Aos 39 anos e quatro vezes campeão em Nova York, Nole começa o torneio no 11º° lugar do ranking virtual, que desconta previamente os pontos a ser defendidos ao longo da competição.
Ele está 105 pontos atrás do norte-americano Taylor Fritz, quadrifinalista no ano passado, e por isso precisa pelo menos atingir as oitavas de final para tentar se manter na faixa do top 10. Djokovic estreia na noite deste domingo contra o argentino Mariano Navone.
Os adversários que vêm atrás estão distantes. O mais próximo é o jovem espanhol Rafael Jódar, que aparece a 321 pontos de distância e portanto só poderá chegar ao 10º lugar caso atinja as quartas de final em diante.

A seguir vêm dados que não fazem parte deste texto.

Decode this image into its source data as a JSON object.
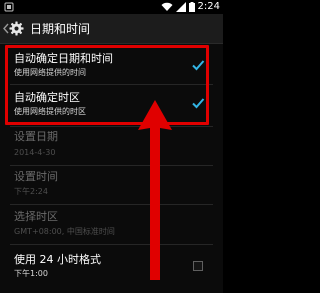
{
  "status_bar": {
    "time": "2:24"
  },
  "action_bar": {
    "title": "日期和时间"
  },
  "settings": [
    {
      "title": "自动确定日期和时间",
      "summary": "使用网络提供的时间",
      "checked": true,
      "enabled": true
    },
    {
      "title": "自动确定时区",
      "summary": "使用网络提供的时区",
      "checked": true,
      "enabled": true
    },
    {
      "title": "设置日期",
      "summary": "2014-4-30",
      "enabled": false
    },
    {
      "title": "设置时间",
      "summary": "下午2:24",
      "enabled": false
    },
    {
      "title": "选择时区",
      "summary": "GMT+08:00, 中国标准时间",
      "enabled": false
    },
    {
      "title": "使用 24 小时格式",
      "summary": "下午1:00",
      "checked": false,
      "enabled": true
    }
  ],
  "colors": {
    "highlight": "#e00000",
    "checkmark": "#33b5e5",
    "background": "#0b0b0b"
  }
}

É o mesmo caso do norte-americanos Frances Tiafoe. Já Learner Tien, Brandon Nakashima e Jabuk Mensik, respectivamente 14º, 15º e 16º colocados no ranking virtual, somente a final em Flushing Meadows poderá levá-los tão longe.
Sinner mantém liderança
Na ponta do ranking, o ausente Jannik Sinner não sente qualquer ameaça do número 2 Alexander Zverev, mesmo tendo sido finalista em 2025. O italiano perderá 1.300 pontos, mas ainda assim seu total será de 11.500. O máximo que Sascha poderá atingir são 9.690 pontos.
Já o atual campeão Carlos Alcaraz não tem qualquer chance de recuperar o segundo posto e sofre afastada ameaça de nova queda. Para isso, teria de perder nas duas primeiras rodadas e Félix Aliassime, Flavio Cobolli, Ben Shelton, Daniil Medvedev ou até Alex de Minaur conquistar o título.